Nos detuvimos ante el scriptorium, donde trabajaban los escribas que copiaban los manuscritos bíblicos y transcribían las obras de la secta. Tampoco allí había ya hombres, pero seguían presentes los mínimos engranajes de sus técnicas: la mesa principal, alta y ancha, hecha de arcilla, los restos de dos mesas más pequeñas y, entre los cascotes de la sala, los dos tinteros, uno de bronce y otro de terracota, vestigios sin empleo ni utilidad pero que seguían siendo los auténticos dueños del lugar. La súbita emoción me puso un nudo en la garganta al ver de nuevo aquel tintero que había visto ya cuando había acudido al lugar con mi padre: la tinta seca seguía allí, como si lo hubieran abandonado no unos miles de años antes, sino sólo unas semanas atrás. Más allá estaban la gran sala de reunión que servía de refectorio común, los silos para el grano, la cocina, la forja, los talleres y la alfarería, con sus dos hornos y su plataforma enyesada.

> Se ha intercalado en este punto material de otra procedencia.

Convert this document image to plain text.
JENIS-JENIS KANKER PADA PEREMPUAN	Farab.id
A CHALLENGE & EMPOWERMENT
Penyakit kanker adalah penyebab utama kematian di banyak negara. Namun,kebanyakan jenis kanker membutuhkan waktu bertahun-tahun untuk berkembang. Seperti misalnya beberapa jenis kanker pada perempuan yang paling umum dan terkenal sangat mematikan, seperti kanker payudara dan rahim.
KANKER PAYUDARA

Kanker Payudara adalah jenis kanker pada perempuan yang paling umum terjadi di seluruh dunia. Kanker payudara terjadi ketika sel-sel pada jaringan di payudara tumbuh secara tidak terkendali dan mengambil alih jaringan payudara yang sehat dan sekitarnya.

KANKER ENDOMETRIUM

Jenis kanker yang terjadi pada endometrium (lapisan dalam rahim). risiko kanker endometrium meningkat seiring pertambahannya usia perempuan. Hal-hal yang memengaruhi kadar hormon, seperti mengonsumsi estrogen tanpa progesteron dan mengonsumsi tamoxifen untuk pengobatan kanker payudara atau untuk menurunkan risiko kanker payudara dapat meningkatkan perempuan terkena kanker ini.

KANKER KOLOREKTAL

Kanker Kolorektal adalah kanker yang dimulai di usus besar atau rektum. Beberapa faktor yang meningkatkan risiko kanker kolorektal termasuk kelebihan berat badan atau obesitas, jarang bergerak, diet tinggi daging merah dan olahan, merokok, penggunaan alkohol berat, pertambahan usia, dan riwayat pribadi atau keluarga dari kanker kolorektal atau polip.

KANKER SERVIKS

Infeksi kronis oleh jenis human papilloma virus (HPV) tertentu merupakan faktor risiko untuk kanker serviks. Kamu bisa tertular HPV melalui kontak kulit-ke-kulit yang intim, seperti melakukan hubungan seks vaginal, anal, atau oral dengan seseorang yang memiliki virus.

Al ver aquellos objetos de tan concreto uso, todo un mundo volvió a la vida: un pueblo organizado, cuyas actividades se habían consagrado sin tregua a la que ellos colocaban por encima de todas las demás: la escritura. Estas ruinas vivientes, contempladas de nuevo, eran como la llama de la zarza que ardía sin consumirse. ¿Qué eran veinte años, veinte o treinta años? Apenas unos granos de polvo del tiempo, que también utilizaba a los vivos. Aquello no eran ruinas sino esbozos.

«Antes de que la cuerda de plata se corte, la jarra de oro se quiebre, la vasija se rompa en la fuente y que la rueda se parta en la cisterna. Y que el polvo vuelva a la tierra, como había estado, y que el espíritu vuelva a Dios que lo dio, Dios juzgará todo lo que hayamos hecho, con todo lo que queda oculto, sea bueno, sea malo.»

—¿Crees —me preguntó Jane—, que fueron aniquilados por los romanos o que consiguieron huir?

—No lo sé. Estas viviendas no parecen haber sido destruidas. No se han encontrado restos ni vestigios que permitan pensar en una matanza.

—Pero si huyeron, ¿adónde fueron?

Volví mi mirada hacia las grutas.

—A un lugar que no estaba muy lejos, un lugar que conocían muy bien, que les albergaba de vez en cuando y que, en caso de necesidad, podía constituir un maravilloso escondrijo.

Kair parecía nervioso desde que habíamos llegado al paraje. Pero diríase que conocía el camino que, pasando por numerosas y escarpadas laderas y ascendiendo luego por la montaña, permitía avanzar sin ser vistos. Así llegamos a las grutas. Ante nosotros se levantaba el muro del acantilado, casi vertical, que las albergaba en su seno. Caminábamos en silencio por el antiguo camino de los beduinos que volvían a sus campamentos en los alrededores de Belén. Conteníamos el aliento a causa del peligro y por miedo a no encontrar nada. A medida que ascendíamos, el aire se hacía más suave y más agradable que el de las riberas del mar Muerto: una provisión de agua dulce mantenía cierto frescor. A nuestro alrededor, los barrancos eran muy pendientes y aislaban del resto del mundo el altísimo promontorio de las grutas; un buen medio de defensa.